Almodovar s’est spécialisé dans les drames à Barcelone ou Madrid, avant la guerre.
Il est né et travaille aux Etats-Unis du Mexique. Tout est reconstitué en
studio avec grand réalisme. Les impériaux se persuadent que ce sont des inédits
tournés avant la volatilisation. Steve se sent plein d’envies. Il regarde les …
vingt dernières années de sa vie comme un long sommeil somnambulique,
paradoxalement harassant. Il est libéré, délivré, etc. L’époque était bizarre,
il était bizarre, il ne s’appartenait pas. Puisqu’il est sujet de l’empire, il
va renouveler son passeport et, hop, aux prochaines vacances, s’envoler pour la
brumeuse Europe. Naples, Palerme, Madrid ou Barcelone ou, plutôt, dans la ville
où séjourne la cour. Il va demander – il en a le droit – une audience à l’empereur ;
tous les sujets de Sa Majesté devant Dieu ont droit de le rencontrer et
échanger avec lui, soumettre une doléance ou n’importe quel message, plaider
pour la véritable recette des macarons à la coco, par exemple, proposer une
modification législative, se plaindre de son voisin ou demander la grâce d’un
parent condamné ! Steve partage immédiatement son projet avec l’auteur qui
s’en amuse, ça lui donne l’idée d’une pièce, « L’audience » et le
souverain serait obligé de convoquer un tribunal afin de statuer sur le cas d’un
époux dont la femme le force à porter des chaussettes reprisées. Evidemment, on
serait au plus fort de la guerre, la Grande Marche, etc. Ce serait drôle,
légèrement critique quant à l’anachronisme de certaines institutions impériales
et permettrait d’évoquer en filigrane l’horreur de la destruction d’un quart de
l’Europe.
Steve
rentre un peu ivre de son rendez-vous. On a bu du sekt, du schnaps, du
Spätburgunder un peu trop facile au palais, rouge rubis et bouquet fruité.
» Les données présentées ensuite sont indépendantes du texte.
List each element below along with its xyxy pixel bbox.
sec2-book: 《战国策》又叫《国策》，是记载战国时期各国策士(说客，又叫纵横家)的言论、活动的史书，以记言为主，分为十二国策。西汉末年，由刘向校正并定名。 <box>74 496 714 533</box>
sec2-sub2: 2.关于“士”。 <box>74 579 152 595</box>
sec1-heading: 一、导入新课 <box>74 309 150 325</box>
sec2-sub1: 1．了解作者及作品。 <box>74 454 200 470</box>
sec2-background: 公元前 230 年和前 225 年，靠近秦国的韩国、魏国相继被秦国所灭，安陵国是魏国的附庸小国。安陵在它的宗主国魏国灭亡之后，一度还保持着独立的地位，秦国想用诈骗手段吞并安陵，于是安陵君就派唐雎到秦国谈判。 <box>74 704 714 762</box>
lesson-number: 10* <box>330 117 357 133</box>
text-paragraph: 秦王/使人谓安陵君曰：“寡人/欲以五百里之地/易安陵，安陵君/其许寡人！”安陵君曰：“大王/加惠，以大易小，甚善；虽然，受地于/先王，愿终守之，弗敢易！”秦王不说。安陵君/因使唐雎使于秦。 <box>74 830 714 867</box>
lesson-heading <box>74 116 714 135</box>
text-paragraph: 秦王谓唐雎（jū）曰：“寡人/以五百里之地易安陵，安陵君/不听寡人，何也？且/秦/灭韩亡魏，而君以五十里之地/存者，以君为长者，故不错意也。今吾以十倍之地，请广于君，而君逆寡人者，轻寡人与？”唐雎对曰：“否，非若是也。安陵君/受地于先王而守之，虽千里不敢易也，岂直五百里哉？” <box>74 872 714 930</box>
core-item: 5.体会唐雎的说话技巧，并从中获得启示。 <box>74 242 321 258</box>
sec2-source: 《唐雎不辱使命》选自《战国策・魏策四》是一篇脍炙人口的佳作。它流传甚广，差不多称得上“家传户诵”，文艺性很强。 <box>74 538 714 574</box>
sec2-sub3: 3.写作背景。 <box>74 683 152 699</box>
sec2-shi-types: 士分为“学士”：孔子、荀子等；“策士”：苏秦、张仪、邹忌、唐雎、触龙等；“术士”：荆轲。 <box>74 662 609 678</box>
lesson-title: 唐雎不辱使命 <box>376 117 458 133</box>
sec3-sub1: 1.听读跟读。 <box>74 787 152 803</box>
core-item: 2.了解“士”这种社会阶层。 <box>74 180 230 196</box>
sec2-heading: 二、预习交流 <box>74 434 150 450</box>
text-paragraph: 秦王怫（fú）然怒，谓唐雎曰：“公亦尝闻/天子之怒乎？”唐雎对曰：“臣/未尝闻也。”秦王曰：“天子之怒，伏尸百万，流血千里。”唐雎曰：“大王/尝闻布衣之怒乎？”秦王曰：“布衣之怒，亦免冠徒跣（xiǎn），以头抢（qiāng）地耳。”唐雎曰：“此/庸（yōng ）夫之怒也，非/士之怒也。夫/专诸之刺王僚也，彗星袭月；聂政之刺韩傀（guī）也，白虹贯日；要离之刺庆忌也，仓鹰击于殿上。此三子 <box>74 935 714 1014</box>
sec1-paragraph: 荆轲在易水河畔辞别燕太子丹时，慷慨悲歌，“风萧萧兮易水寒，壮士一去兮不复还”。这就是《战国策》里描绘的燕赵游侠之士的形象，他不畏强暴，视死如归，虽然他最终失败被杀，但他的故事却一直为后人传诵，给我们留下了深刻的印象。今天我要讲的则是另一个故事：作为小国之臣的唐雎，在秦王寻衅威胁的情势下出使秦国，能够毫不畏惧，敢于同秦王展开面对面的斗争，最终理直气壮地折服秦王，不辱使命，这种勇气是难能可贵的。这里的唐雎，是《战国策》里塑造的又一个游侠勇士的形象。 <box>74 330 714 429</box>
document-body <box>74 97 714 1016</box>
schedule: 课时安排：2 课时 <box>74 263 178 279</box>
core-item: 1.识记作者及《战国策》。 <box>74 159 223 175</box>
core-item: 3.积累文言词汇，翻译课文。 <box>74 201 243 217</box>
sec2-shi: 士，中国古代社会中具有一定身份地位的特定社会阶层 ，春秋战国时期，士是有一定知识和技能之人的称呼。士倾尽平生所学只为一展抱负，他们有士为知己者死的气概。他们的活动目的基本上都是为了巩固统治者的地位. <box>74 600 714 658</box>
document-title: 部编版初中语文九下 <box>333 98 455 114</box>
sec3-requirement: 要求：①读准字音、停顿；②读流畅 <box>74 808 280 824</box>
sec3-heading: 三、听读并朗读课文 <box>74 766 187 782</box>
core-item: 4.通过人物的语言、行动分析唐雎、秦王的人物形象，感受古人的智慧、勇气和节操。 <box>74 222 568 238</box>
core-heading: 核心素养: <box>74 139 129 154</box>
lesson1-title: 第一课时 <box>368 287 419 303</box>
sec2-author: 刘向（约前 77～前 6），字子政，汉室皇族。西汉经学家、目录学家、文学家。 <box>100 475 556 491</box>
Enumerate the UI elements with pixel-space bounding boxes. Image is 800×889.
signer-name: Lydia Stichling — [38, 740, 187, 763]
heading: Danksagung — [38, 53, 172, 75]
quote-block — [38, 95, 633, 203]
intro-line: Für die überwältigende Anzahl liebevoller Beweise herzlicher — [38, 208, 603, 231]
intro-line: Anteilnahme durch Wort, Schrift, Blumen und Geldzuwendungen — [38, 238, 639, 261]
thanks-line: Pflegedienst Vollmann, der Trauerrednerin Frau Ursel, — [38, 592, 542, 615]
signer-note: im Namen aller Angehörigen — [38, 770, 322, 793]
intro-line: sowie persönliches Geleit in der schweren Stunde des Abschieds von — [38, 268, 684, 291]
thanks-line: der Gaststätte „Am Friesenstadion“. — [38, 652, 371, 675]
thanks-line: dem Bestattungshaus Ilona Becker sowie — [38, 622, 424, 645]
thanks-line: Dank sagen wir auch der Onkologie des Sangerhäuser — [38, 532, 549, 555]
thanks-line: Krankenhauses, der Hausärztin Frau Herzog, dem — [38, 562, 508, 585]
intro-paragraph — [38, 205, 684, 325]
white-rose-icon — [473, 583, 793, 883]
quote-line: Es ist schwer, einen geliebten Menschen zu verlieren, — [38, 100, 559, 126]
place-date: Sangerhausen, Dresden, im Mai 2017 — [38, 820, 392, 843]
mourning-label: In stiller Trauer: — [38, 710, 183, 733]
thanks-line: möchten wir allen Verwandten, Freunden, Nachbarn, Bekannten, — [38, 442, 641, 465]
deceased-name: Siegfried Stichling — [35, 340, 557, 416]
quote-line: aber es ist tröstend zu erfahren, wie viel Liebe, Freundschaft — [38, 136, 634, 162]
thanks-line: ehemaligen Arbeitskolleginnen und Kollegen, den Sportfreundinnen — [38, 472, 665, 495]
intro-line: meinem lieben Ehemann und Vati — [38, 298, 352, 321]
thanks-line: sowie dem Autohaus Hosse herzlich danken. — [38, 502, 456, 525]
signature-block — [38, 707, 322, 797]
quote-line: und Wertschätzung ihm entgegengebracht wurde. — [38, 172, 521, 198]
Steve se souvient avoir été très amoureux et malade à la fois, la présence de
son autre lui, mais personne n’en parle plus, c’est fini, il s’en est remis,
peut-être une conséquence de la guerre, un trouble post-traumatique schizoïde.
Aujourd’hui, ça n’a plus d’importance.
Il veut passer à autre chose, tant pis si c’est trop tard. La femme qu’il
aimait est morte, le Kosovo respecte le cessez-le-feu, l’Albanie veut rejoindre
l’empire, les jeux sont faits et il lui est permis de couler dans une
bienheureuse banalité. Il a cessé de rappeler à lui les traits de Mirim, sa belle
Julia. Parfois, il se rappelle de sa propre enfance, de Heinrich, son ami
étudiant en médecine. Il se souvient l’avoir laissé dans son chalet familial,
seul, sûr de son sort, les premiers cent kilomètres de la Grande Marche.
Personne ne savait exactement jusqu’où se produirait la volatilisation. Il
fallait marcher, marcher jusqu’en Albanie, les camps de la Croix Rouge avaient
été déclarés « sanctuaires ». Heinrich et Julia lui manquent mais …
mais laissez les morts enterrer leurs morts disait l’Autre et Steve doit faire
avec. Il a envie de déménager, s’installer enfin. Il est le dernier des exilés
survivants de la Grande Marche à occuper l’un des logements d’urgence mis à
leurs dispositions par le Staat von Neu Yorck. Toutes les autres chambres sont
occupées par des étudiants, des personnes à l’aide sociale ou des travailleurs
de passage. Il se verrait bien à Grünezauberindorf.